Entscheidenden Anteil an der besonderen Stimmung von „Station Agent“ hat die Kamera, die konsequent mit Fin auf Augenhöhe bleibt. Der deutsche Kameramann Oliver Bokelberg machte aus der Not eine Tugend: Das kleine Budget zwang ihn, auf Super 16 mm statt auf dem üblichen 35 mm-Filmmaterial zu drehen, was „Station Agent“ eine unaufgeregte Einfachheit verleiht. Anders jedoch als mit der Handkamera werden mit dieser Kameraführung klassische Einstellungen erzielt. Dazu Bokelberg: „Schon sehr früh in der Vorbereitung hat Tom McCarthy die Western von John Ford ins Spiel gebracht. Einfache, unpretentiöse, klassische Bilder, in denen sich nicht die Kamera bewegt, sondern der Darsteller vor der Kulisse“. Damit werden Nahaufnahmen äußerst selten – und dadurch dem Zuschauer keine Stimmungen aufoktroyiert.

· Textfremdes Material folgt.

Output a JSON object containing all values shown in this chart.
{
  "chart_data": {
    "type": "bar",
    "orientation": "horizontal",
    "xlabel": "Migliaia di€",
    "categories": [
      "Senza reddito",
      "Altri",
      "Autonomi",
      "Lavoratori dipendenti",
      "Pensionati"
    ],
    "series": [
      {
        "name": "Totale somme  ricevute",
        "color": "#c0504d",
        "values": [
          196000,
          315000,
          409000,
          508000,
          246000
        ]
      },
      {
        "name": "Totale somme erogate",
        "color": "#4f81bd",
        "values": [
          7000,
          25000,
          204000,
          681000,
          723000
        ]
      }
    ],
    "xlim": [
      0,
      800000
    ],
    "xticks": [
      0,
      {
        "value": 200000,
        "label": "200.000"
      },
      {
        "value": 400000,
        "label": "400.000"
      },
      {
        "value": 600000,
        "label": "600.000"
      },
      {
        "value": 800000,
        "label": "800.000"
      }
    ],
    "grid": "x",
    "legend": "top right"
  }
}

Ähnliches lässt sich von der Filmmusik sagen, die kaum stimmungsfördernd eingesetzt wird.

In „Station Agent spielt der Schauplatz Newfoundland eine zentrale Rolle: Tom McCarthy entdeckte dieses Fleckchen mit dem verlassenen Depot, als er seinen Bruder besuchte. Er ging von diesem ganz konkreten Ort aus, um das Drehbuch zu schreiben. Dennoch: seine Geschichte besitzt universale, weil echt menschliche Züge, wovon die internationalen Preise zeugen, die der Film einheimsen konnte: nicht nur in Sundance 2003 („Bester Film“, „Bestes Drehbuch“ sowie „Beste Darstellerin“ für Patricia Clarkson), sondern auch die Jury-Preise in San Sebastián und Marrakesch sowie die Auszeichnung als „Bestes Originaldrehbuch“ bei der Preisverleihung der Britischen Filmakademie (BAFTA).